Among other books, she has written “Eudora Welty: A Biography” and “One Writer’s Imagination: The Fiction of Eudora Welty.”

Enhancing the programs will be documentary films, a dramatic version of “To Kill a Mockingbird” at the Natchez Little Theatre, panel discussions, book signings, exhibits, concerts, a writing awards ceremony and receptions. In addition are two meals featuring menus suggested by Welty’s writings.

Honoring Eudora Welty was a natural decision for the NLCC Steering Committee, Smith said.

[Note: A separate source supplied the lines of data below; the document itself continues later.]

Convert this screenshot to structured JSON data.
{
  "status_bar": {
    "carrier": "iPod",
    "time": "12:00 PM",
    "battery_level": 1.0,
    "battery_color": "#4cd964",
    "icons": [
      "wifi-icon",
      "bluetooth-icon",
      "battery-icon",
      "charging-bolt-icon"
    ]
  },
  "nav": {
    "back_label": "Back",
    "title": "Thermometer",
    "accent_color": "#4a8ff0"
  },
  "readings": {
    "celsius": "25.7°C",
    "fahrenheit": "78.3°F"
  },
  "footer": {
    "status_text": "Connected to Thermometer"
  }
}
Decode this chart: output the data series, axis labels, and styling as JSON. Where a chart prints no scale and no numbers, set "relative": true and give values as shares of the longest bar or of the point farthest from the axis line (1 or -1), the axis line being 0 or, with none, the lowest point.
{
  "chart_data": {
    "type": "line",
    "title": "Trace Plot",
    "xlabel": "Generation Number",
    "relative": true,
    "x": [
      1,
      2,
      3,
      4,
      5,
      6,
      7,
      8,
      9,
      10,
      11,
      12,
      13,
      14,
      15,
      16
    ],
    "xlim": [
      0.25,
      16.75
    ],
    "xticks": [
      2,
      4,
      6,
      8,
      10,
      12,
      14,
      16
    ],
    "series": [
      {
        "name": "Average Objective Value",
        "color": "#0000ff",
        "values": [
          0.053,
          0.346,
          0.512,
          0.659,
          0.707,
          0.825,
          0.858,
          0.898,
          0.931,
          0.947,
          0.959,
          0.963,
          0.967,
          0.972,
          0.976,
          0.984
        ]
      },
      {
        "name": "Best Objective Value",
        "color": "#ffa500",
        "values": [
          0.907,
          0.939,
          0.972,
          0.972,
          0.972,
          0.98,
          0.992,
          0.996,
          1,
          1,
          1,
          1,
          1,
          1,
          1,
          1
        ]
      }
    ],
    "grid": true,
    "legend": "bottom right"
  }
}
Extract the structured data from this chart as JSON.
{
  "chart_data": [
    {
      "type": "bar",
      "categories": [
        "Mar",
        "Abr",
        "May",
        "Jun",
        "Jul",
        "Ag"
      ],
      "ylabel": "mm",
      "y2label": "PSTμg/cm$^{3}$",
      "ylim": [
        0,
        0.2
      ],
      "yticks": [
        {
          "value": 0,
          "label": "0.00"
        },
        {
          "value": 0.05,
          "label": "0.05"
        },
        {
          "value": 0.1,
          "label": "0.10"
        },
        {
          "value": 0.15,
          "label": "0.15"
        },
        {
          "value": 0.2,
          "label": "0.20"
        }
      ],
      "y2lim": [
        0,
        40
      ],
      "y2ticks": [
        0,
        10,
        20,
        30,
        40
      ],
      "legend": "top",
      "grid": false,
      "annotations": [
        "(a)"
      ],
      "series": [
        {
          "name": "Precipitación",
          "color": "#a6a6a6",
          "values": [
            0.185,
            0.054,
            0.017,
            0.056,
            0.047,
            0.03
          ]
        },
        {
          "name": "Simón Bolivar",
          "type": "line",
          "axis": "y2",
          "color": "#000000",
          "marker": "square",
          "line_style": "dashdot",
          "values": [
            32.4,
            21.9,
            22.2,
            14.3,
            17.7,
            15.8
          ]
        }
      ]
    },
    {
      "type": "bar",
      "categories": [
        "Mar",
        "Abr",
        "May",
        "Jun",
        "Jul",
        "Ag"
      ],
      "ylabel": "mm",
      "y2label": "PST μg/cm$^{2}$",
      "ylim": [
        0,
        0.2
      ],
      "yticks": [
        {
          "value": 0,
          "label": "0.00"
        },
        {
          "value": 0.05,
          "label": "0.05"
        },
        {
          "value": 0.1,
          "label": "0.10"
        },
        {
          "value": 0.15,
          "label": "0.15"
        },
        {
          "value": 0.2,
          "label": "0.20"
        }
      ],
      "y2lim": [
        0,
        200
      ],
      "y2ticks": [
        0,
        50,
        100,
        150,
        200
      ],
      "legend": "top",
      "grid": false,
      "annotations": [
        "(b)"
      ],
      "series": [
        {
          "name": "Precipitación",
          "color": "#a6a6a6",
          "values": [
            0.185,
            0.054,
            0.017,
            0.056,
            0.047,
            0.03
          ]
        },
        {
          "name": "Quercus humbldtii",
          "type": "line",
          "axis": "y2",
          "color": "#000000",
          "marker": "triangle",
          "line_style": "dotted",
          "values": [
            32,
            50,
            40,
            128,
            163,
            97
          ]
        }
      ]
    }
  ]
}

“Miss Welty helped found the celebration when she agreed to be on the agenda for the first conference in 1990,” Smith said.

The theme for the first conference was “The Natchez Trace: Its Literary Legacy.” Welty read aloud her famed story that is set on the Trace, “A Worn Path.”

“She absolutely captivated the audience,” Smith said. “She read with such flair. She could have been a successful actress if she had wanted a second career.”

Welty continued to support the event the rest of her life, Smith said.

In addition to honoring Southern women writers, the conference will honor William and Elise Winter of Jackson at a free public reception on Feb. 21, Smith said.

“Every year since the beginning, Gov. Winter has been director of proceedings for the NLCC. We can’t imagine having the conference without him and Mrs. Winter. We are so grateful to them.”

Hosting the reception will be the NLCC, the Center for the Study of Southern Culture at the University of Mississippi and Copiah-Lincoln Community College, which has sponsored the conference since 1990.

The NLCC is free except for certain meals and the play, “To Kill a Mockingbird.”

Information and tickets are available at www.colin.edu/nlcc, by calling 601-446-1208 or 866-296-6522, or by e-mailing NLCC@colin.edu.

Sponsors of the conference in addition to Copiah-Lincoln are Natchez National Historical Park, Mississippi Department of Archives and History and Mississippi Public Broadcasting.

Partial funding comes from the Mississippi Humanities Council and the Mississippi Arts Commission.